The permit reduces the amount of nitrogen the plant can discharge by 3.8 million lb each year--a 45% reduction.
“These reductions are critical to protecting the health of the Chesapeake Bay as well as the Potomac River,” said Shawn M. Garvin, EPA mid-Atlantic regional administrator. “By significantly reducing nitrogen pollution from the Blue Plains plant, we’re taking a major step on the road to restoring the Bay for future generations. DC Water through its early actions to enhance treatment levels at this facility is clearly a leader in the Bay restoration.”
The five-year renewal of a Clean Water Act permit calls for DC Water (the District of Columbia Water and Sewer Authority) to reduce nitrogen discharges from 8.5 million to 4.7 million lb each year by upgrading its facility. The plant modifications are to be completed by July 14, 2014, so that the pollution reductions can be fully achieved in 2015.

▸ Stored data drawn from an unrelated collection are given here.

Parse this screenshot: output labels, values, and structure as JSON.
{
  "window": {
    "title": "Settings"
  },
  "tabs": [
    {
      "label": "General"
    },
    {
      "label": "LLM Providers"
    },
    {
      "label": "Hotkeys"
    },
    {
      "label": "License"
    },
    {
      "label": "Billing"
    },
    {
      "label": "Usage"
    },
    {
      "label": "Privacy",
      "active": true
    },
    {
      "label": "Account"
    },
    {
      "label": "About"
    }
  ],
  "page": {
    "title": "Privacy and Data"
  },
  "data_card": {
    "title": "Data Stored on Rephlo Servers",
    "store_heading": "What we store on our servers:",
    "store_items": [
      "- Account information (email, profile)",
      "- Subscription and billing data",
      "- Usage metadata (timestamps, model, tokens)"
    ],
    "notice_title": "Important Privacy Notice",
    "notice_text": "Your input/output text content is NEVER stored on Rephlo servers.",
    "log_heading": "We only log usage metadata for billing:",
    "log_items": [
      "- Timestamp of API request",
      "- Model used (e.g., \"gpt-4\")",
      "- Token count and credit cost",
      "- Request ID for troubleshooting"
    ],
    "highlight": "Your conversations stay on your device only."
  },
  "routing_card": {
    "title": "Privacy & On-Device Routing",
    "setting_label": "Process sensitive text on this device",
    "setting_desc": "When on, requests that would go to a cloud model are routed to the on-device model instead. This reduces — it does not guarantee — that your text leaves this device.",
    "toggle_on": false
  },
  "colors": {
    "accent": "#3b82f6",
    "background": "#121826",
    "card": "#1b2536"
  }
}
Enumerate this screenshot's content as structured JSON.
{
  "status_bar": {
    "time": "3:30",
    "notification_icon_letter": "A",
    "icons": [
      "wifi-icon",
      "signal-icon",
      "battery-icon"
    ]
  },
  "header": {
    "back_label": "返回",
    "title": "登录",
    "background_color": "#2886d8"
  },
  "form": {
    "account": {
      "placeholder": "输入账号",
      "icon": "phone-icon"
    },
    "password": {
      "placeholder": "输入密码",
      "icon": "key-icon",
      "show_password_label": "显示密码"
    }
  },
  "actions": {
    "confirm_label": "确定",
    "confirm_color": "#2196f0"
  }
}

This action is part of a coordinated effort across the Bay region by EPA and state permitting agencies to control discharges of nitrogen and phosphorus from more than 483 significant wastewater facilities. The Blue Plains facility is the single largest point source discharger of nitrogen in the Bay Watershed.
During the past 25 years, significantly more progress has been made in reducing the amount of nitrogen and phosphorus from wastewater facilities than from any other sector, according to EPA. Wastewater pollution has dropped 55%, while agriculture pollution has decreased 31% and urban and suburban non-point source pollution has increased 15%.